Laure Verdeau, directrice de l’Agence bio : « A nous de modeler ce marché et de booster la consommation de bio dans tous les circuits, à domicile par des campagnes d’information massives mais aussi dans le quotidien des chefs et des gestionnaires de cantines »

La restauration commerciale et collective en retrait, mais en progrès

Même si leur poids est relatif, avec respectivement 5% et 3% des débouchés de la bio, la restauration commerciale et la restauration collective sont d’autres relais de croissance pour l’AB. Problème : les denrées bio représentent moins de 2% des achats des restaurateurs, loin des 6% des achats pour la consommation à domicile, en dépit d’une hausse de 17% sur 2022.

"Quand on mange au restaurant, on oublie les engagements que l’on peut avoir à la maison, c’est bizarre"

« Quand on mange au restaurant, on oublie les engagements que l’on peut avoir à la maison, c’est bizarre », s’étonne Laure Verdeau. S’agissant de la restauration collective, l’approvisionnement en bio a progressé de 7% en valeur sur l’année 2022, pour s’établir à 7% contre 6% en 2021, loin des 20% fixés par la loi Egalim, mais que l’Etat s’est engagé à pousser, dans le cadre de son plan de soutien dévoilé en mai dernier.

"On a besoin de muscler les débouchés sur l’ensemble des occasions de consommation"

L’Agence bio pourra aussi compter sur un financement de 2 millions d’euros sur trois ans de l’UE dans la cadre du programme « Du bio, chef », incitant les restaurateurs à s'approvisionner en bio. L’Agence bio souhaiterait que les neuf mois de cursus du CAP cuisine comptent un peu plus que les quatre heures dévolues aux produits sous signes de qualité. « On a besoin de muscler les débouchés sur l’ensemble des occasions de consommation, le marché peut être modelé, martèle Laure Verdeau, comme pour conjurer la fatalité. La bio étant l’affaire de tous, si on fait la somme des 170.000 restaurants, des 80.000 cantines, des 80.000 artisans et petits commerces et des grandes surfaces, cela fait plus de 370.000 points de vente qui peuvent mettre un peu plus de bio chaque jour ».

Bio et local, mariage gagnant

Il faut y ajouter les 26.300 fermes bio, soit presque une ferme sur deux (43%) qui réalisent de la vente directe, et dont le chiffre d’affaires a augmenté de 3,9% en 2022. Ce circuit assure 12,6% des débouchés de la consommation bio à domicile, derrière la GMS (52,6%, -4,6% sur un an), les magasins bio (26,9%, -8,6%) et les artisans et petits commerces (7,7%, -2,6%).

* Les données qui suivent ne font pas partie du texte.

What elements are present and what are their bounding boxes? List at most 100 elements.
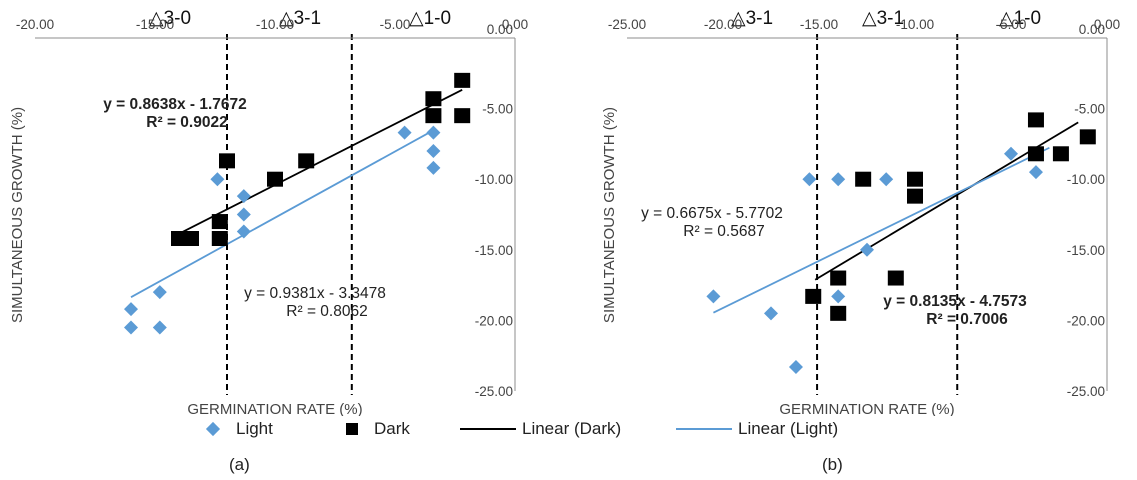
- x-tick-label: -10.00: [256, 17, 294, 32]
- x-tick-label: 0.00: [502, 17, 528, 32]
- light-data-point: [397, 125, 412, 140]
- legend-label-linear-dark: Linear (Dark): [522, 419, 622, 438]
- figure-canvas: △3-0 △3-1 △1-0-20.00 -15.00 -10.00 -5.00 0.000…: [9, 8, 1120, 416]
- dark-data-point: [183, 231, 199, 247]
- light-data-point: [831, 172, 846, 187]
- y-tick-label: -20.00: [1067, 313, 1105, 328]
- y-tick-label: 0.00: [487, 22, 513, 37]
- zone-label: △3-1: [862, 8, 904, 29]
- zone-label: △1-0: [409, 8, 451, 29]
- light-trendline-icon: [676, 428, 732, 430]
- regression-r-squared: R² = 0.7006: [926, 311, 1008, 328]
- zone-label: △1-0: [999, 8, 1041, 29]
- light-data-point: [124, 302, 138, 317]
- regression-r-squared: R² = 0.8062: [286, 303, 367, 320]
- y-tick-label: -5.00: [1074, 102, 1105, 117]
- legend-item-light: Light: [205, 416, 273, 442]
- x-tick-label: -20.00: [16, 17, 54, 32]
- legend-label-linear-light: Linear (Light): [738, 419, 839, 438]
- light-data-point: [236, 207, 251, 222]
- dark-data-point: [830, 270, 847, 286]
- light-data-point: [426, 160, 441, 175]
- light-data-point: [1028, 165, 1043, 180]
- x-tick-label: -10.00: [896, 17, 934, 32]
- regression-equation: y = 0.8135x - 4.7573: [883, 293, 1027, 310]
- x-axis-title: GERMINATION RATE (%): [779, 401, 954, 416]
- dark-data-point: [219, 153, 235, 169]
- light-data-point: [764, 306, 778, 321]
- y-axis-title: SIMULTANEOUS GROWTH (%): [601, 107, 618, 323]
- dark-data-point: [298, 153, 315, 169]
- y-axis-title: SIMULTANEOUS GROWTH (%): [9, 107, 26, 323]
- light-data-point: [860, 242, 874, 257]
- light-data-point: [426, 143, 441, 158]
- y-tick-label: -10.00: [1067, 172, 1105, 187]
- legend-item-dark: Dark: [346, 416, 410, 442]
- x-axis-title: GERMINATION RATE (%): [187, 401, 362, 416]
- light-data-point: [879, 172, 894, 187]
- regression-r-squared: R² = 0.5687: [683, 223, 764, 240]
- dark-data-point: [454, 108, 471, 124]
- regression-equation: y = 0.6675x - 5.7702: [641, 205, 783, 222]
- dark-data-point: [805, 288, 822, 304]
- dark-data-point: [830, 305, 847, 321]
- light-data-point: [152, 285, 167, 300]
- dark-data-point: [425, 91, 442, 107]
- x-tick-label: -15.00: [800, 17, 838, 32]
- regression-r-squared: R² = 0.9022: [146, 114, 227, 131]
- x-tick-label: -20.00: [704, 17, 742, 32]
- dark-data-point: [425, 108, 442, 124]
- light-data-point: [706, 289, 721, 304]
- dark-trendline: [173, 88, 463, 237]
- light-data-point: [152, 320, 167, 335]
- light-data-point: [788, 359, 803, 374]
- dark-data-point: [907, 188, 923, 204]
- legend-item-linear-dark: Linear (Dark): [460, 416, 621, 442]
- y-tick-label: -25.00: [475, 384, 513, 399]
- light-data-point: [831, 289, 846, 304]
- dark-data-point: [211, 214, 228, 230]
- x-tick-label: -5.00: [380, 17, 411, 32]
- x-tick-label: -15.00: [136, 17, 174, 32]
- square-marker-icon: [346, 423, 358, 435]
- dark-data-point: [211, 231, 228, 247]
- light-data-point: [124, 320, 138, 335]
- light-data-point: [236, 224, 251, 239]
- dark-data-point: [855, 171, 872, 187]
- light-data-point: [426, 125, 441, 140]
- light-trendline: [713, 146, 1050, 314]
- dark-data-point: [1079, 129, 1096, 145]
- dark-data-point: [907, 171, 923, 187]
- x-tick-label: -5.00: [996, 17, 1027, 32]
- panel-label-b: (b): [822, 455, 843, 474]
- y-tick-label: -15.00: [475, 243, 513, 258]
- legend-label-light: Light: [236, 419, 273, 438]
- light-trendline: [130, 129, 434, 298]
- dark-data-point: [454, 72, 471, 88]
- y-tick-label: -5.00: [482, 102, 513, 117]
- dark-data-point: [887, 270, 904, 286]
- light-data-point: [802, 172, 817, 187]
- dark-data-point: [1027, 112, 1044, 128]
- regression-equation: y = 0.9381x - 3.3478: [244, 285, 386, 302]
- dark-trendline-icon: [460, 428, 516, 430]
- legend: Light Dark Linear (Dark) Linear (Light): [0, 416, 1137, 442]
- light-data-point: [236, 189, 251, 204]
- dark-data-point: [1052, 146, 1069, 162]
- light-data-point: [210, 172, 225, 187]
- y-tick-label: -20.00: [475, 313, 513, 328]
- y-tick-label: 0.00: [1079, 22, 1105, 37]
- dark-data-point: [267, 171, 283, 187]
- legend-label-dark: Dark: [374, 419, 410, 438]
- zone-label: △3-1: [279, 8, 321, 29]
- regression-equation: y = 0.8638x - 1.7672: [103, 96, 247, 113]
- y-tick-label: -25.00: [1067, 384, 1105, 399]
- light-data-point: [1004, 146, 1018, 161]
- x-tick-label: 0.00: [1094, 17, 1120, 32]
- y-tick-label: -15.00: [1067, 243, 1105, 258]
- dark-trendline: [814, 121, 1079, 281]
- zone-label: △3-0: [149, 8, 191, 29]
- diamond-marker-icon: [205, 421, 221, 437]
- dark-data-point: [1027, 146, 1044, 162]
- zone-label: △3-1: [731, 8, 773, 29]
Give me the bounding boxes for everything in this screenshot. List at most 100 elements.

"L’opposition entre : « je ne mange pas bio, je mange local », n’a plus lieu d’être : les Français ont fait le choix des deux"

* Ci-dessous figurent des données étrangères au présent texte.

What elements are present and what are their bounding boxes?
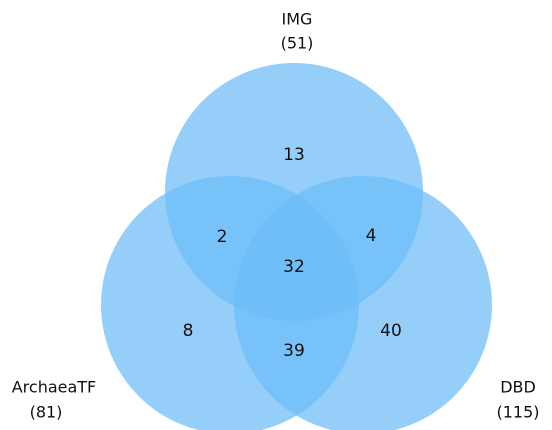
dbd-circle (234, 176, 492, 430)
img-set-name: IMG (282, 10, 313, 29)
region-img-dbd: 4 (366, 226, 377, 246)
archaea-set-name: ArchaeaTF (12, 378, 97, 397)
region-img-archaea: 2 (217, 227, 228, 247)
img-set-count: (51) (281, 34, 314, 53)
dbd-set-name: DBD (500, 378, 536, 397)
archaea-set-count: (81) (30, 403, 63, 422)
region-all-three: 32 (283, 257, 305, 277)
dbd-set-count: (115) (496, 403, 539, 422)
region-archaea-dbd: 39 (283, 341, 305, 361)
region-archaea-only: 8 (183, 321, 194, 341)
region-img-only: 13 (283, 145, 305, 165)
region-dbd-only: 40 (380, 321, 402, 341)
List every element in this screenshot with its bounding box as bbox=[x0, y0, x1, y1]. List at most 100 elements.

La vente directe s’avère être le seul circuit en croissance en 2022, ce qui permet à l’Agence bio de tordre le cou au poncif selon lequel les Français privilégient le local au bio. « Alors que le local représente 1 à 2% des achats alimentaires des Français, c’est 13% en bio, se réjouit Laure Verdeau. L’opposition entre : "je ne mange pas bio, je mange local", n’a plus lieu d’être : les français ont fait le choix des deux. La vente directe à la ferme, c’est la garantie d’avoir des produits bio ultra compétitifs. Les Français ne se sont pas trompés ».

L’Agence bio en profite aussi pour récuser les attaques en « sous-souveraineté » alimentaire dont serait porteuse la bio, renvoyant ses contempteurs aux importations d’engrais azotés et de soja. En 2022, le bio « made in France » assure 70% de la consommation intérieure, contre 68% en 2021, et pointe à 83% si l’on exclut les produits tropicaux.

La directrice de l’Agence bio a également élargi le débat à l’avenir de l’agriculture, en évoquant « le vecteur d’attractivité » que constitue la bio pour les candidats à l’installation. « Il faut se débrouiller pour les accueillir », a conclu Laure Verdeau, toute à l’offensive. La France est le 1er pays bio de l’UE en termes de surfaces devant l’Espagne et l'Italie et le 13ème en part de SAU bio, le trio de tête étant constitué de l’Autriche, de l’Estonie et de la Suède.